05 Nov 2015 13:40pm
WINDHOEK, 05 NOV (NAMPA) Discussions are underway between the Bank of Namibia (BoN) and Banco Nacional de Angola (BNA) on the current inflated exchange rate of 40 per cent between the Kwanza and Namibian Dollar.
The BoN's Governor Ipumbu Shiimi announced this during a media briefing here on Wednesday while addressing concerns regarding the high exchange rate under the Currency Conversion Agreement which stands at 40 per cent.
The BoN and BNA implemented the Currency Conversion Agreement on 18 August 2015 to allow for the direct exchange of two currencies at the border towns of Oshikango and Santa Clara in Angola.
The aim of the agreement is to promote trade and reduce transaction costs for individuals and small businesses when paying goods and services at the two border towns.
The agreement is aimed at enabling the reciprocal acceptance of legal tender banknotes in Namibia and Angola by legally authorised financial institutions to conduct foreign currency exchange operations at the two border towns. It is also aimed at promoting and facilitating trade between Namibia and Angola.
Currently, one Namibian Dollar is equal to about Kwanza 10 (9.69).
We agree that as Namibians we would wish our currency to be competitive relative to the Kwanza to attract more Angolan customers to Namibia, Shiimi said.

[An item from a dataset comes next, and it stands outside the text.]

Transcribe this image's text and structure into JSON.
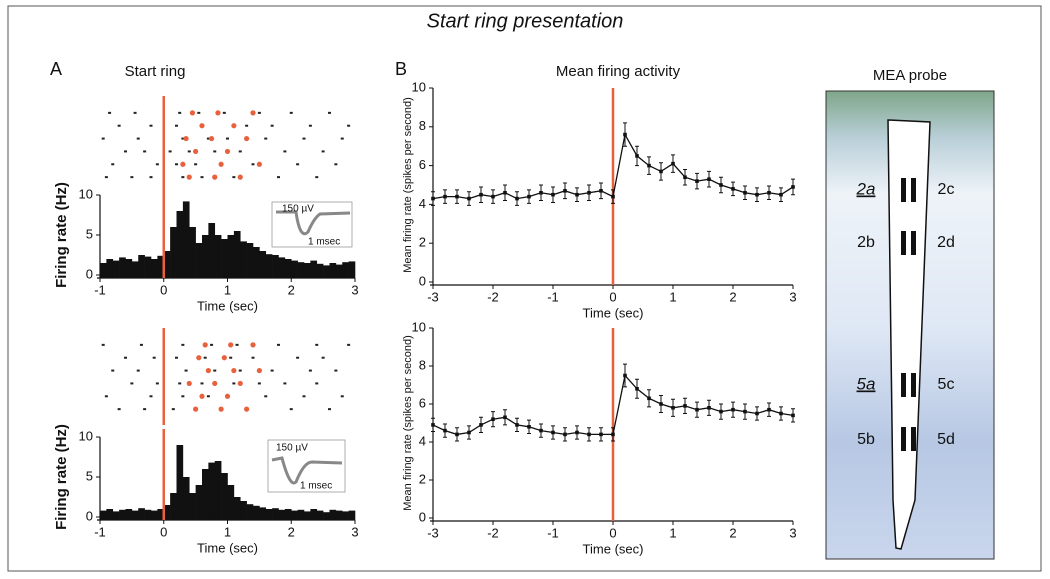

The Governor said Kwanza exchanged at commercial banks will be repatriated to Angola and the BoN will be paid in United States Dollars (USD).
He added that the bank has raised this issue with the BNA and it is under discussion.
However, we would also like to stress that Angola as sovereign state is within her full right to set the exchange rate at the level she sees fit to prevent unnecessary outflow of foreign exchange from Angola, he said.
Shiimi said the BoN respects views and welcomes advice from its stakeholders with the view to make the Currency Conversion Agreement work better to promote trade between two nations.
The Governor said the public will be informed of the outcome of the discussion, once concluded.